Previously published validation study comparing algorithms for identifying people with COPD with physician review questionnaire as gold standard (Quint et al. 2014)

Positive predictive value (PPV): 87% (95% Confidence interval [CI] 78% to 92%)

Population

Disease severity

Global Initiative for Chronic Obstructive Lung Disease (GOLD) stage derived from spirometry measurements (see codelist)

Completeness

Proportion of patients with missing spirometry data

20%

Intervention

Fluticasone propionate + salmeterol

CPRD prescribing record matching definition of drug treatment determined by codelist

Accuracy

CPRD prescribing data is expected to be highly accurate

n/a

Outcome

COPD exacerbation

Any of the following:

CPRD diagnostic (Read) code for lower respiratory tract infection or acute exacerbation of COPD

A prescription of a COPD-specific antibiotic combined with oral corticosteroid (OCS) for 5 to 14 days

A record (Read code) of 2 or more respiratory symptoms of AECOPD with a prescription of COPD-specific antibiotics and/or OCS on the same day.

See codelist

Accuracy

Previously published validation study comparing algorithms for identifying people with COPD exacerbations with physician review questionnaire as gold standard (Rothnie et al. 2016)

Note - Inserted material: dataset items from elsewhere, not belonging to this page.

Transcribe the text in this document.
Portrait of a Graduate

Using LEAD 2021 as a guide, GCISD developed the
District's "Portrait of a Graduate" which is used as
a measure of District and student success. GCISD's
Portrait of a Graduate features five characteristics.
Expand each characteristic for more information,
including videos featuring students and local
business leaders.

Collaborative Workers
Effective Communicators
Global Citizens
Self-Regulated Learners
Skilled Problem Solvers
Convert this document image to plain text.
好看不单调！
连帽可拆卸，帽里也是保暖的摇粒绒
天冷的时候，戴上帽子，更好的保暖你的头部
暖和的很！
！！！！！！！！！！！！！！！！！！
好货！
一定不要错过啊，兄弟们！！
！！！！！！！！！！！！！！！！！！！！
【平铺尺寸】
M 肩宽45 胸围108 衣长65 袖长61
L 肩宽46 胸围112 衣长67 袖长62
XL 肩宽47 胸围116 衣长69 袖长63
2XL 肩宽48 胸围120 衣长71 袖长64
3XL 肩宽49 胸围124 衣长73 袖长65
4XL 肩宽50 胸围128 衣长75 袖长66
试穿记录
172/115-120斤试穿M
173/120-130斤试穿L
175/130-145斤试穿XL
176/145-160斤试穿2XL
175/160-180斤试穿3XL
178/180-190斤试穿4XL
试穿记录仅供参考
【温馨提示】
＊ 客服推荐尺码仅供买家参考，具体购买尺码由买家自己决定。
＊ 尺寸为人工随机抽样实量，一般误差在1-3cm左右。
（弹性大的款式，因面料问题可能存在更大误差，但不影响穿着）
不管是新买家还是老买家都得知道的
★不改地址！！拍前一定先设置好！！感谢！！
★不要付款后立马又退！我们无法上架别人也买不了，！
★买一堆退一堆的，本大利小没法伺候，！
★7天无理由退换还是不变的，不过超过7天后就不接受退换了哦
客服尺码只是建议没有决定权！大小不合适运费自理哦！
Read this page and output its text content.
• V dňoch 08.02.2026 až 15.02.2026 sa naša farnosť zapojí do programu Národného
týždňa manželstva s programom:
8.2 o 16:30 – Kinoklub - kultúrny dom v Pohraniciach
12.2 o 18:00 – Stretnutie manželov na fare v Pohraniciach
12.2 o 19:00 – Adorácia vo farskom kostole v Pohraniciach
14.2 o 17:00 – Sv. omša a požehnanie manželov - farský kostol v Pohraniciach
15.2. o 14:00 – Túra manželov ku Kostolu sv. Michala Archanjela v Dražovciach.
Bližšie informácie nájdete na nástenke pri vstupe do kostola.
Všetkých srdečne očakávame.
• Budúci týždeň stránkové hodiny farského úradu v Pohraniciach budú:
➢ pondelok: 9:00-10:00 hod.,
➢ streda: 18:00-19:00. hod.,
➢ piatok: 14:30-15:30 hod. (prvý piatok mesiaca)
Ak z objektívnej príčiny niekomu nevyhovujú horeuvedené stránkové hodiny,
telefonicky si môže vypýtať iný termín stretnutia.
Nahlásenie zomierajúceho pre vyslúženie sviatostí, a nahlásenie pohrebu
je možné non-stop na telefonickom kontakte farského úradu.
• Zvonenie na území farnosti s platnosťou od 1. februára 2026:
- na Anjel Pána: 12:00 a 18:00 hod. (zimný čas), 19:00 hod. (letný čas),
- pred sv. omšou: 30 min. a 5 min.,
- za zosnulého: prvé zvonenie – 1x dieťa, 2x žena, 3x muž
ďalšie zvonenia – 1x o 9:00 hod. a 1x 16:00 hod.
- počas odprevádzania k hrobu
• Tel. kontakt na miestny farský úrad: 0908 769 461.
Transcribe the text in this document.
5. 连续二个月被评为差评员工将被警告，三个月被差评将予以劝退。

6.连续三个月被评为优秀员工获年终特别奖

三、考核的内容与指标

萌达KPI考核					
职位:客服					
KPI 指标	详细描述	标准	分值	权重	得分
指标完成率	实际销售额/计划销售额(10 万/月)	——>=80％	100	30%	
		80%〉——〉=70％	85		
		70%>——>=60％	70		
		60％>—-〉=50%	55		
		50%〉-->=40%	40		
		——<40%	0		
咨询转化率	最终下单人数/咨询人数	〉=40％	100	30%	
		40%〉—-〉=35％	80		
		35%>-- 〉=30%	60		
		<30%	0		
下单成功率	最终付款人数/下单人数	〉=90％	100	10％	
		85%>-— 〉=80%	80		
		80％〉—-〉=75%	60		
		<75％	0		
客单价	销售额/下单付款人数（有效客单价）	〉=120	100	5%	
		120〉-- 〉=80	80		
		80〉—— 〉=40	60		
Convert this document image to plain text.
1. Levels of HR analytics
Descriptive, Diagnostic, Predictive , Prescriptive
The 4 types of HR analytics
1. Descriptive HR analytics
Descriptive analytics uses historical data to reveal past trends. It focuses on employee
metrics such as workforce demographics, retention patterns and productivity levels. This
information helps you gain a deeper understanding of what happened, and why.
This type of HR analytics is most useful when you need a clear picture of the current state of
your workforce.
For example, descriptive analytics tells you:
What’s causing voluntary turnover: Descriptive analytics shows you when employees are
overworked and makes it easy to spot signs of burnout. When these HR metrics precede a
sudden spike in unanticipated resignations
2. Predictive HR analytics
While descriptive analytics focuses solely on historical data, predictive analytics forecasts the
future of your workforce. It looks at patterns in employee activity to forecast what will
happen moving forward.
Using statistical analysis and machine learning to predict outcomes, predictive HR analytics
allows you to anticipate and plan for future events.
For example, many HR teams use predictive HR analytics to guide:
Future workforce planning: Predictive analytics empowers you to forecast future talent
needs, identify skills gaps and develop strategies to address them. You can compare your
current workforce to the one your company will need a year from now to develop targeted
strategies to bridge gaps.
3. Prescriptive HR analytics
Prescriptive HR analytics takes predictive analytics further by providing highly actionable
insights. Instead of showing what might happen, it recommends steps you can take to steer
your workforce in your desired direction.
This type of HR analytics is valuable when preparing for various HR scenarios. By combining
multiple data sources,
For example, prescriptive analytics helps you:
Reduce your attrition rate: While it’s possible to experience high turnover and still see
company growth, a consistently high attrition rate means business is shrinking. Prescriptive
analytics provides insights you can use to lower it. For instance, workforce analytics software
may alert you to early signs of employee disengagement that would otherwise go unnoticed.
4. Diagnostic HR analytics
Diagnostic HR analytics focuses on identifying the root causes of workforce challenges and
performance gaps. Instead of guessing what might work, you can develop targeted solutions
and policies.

PPV: 86% (95% CI 83% to 88%)

Sensitivity: 63% (95% CI 55% to 70%)

Outcome

All-cause mortality

Record in Office for National Statistics (ONS) mortality statistics (centrally linked to CPRD data)

Accuracy

ONS mortality records are the gold standard data for deaths

n/a

Covariate (confounder)

Alcohol intake

Reported directly in CPRD (closest to index date)

Completeness

Proportion of patients with missing data on alcohol intake

30%

Data relevance

Item

Response

Population

Patients in CPRD have similar demographic characteristics to the wider UK population. Results from CPRD are generally expected to generalise to the wider eligible population.

Complete records analysis was done excluding records with missing data on socioeconomic status, alcohol consumption and BMI. All these variables had less than 5% of the data missing.

Around one-fifth of patients were excluded because they did not have spirometry measurements recorded in the CPRD. Those without measurements tend to have less contact with health services, which could impact on the generalisability of results.

Care setting

Appropriate. COPD drugs are typically administered in primary care (CPRD) while relevant events may be observed in primary or secondary care (CPRD or HES).

Treatment pathway

The data represents routine practice in the NHS.

Availability of key study elements

Sufficient data on exposures and outcomes are available. Although only prescribing and not dispensing data is available from CPRD this is expected to be a good proxy for dispensing.

No information was available on negative reversibility spirometry results which may be a key confounder.

Dosage information is limited in CPRD.

Study period

There have been no major changes to UK clinical practice for the management of COPD since the study period.

Timing of measurements

The longitudinal nature of the analysis allows for the research question to be answered. The date of entry is expected to reflect the actual timing of clinical events well.

Follow up

The average follow up of 2 years is sufficient for the primary outcome of COPD exacerbations to have occurred.

Sample size

The needed sample size for COPD exacerbations was estimated to be 600 per arm at 80% and 5% significance (see Wing et al. 2021 for details). The actual sample size of about 2,500 per arm far exceeds this.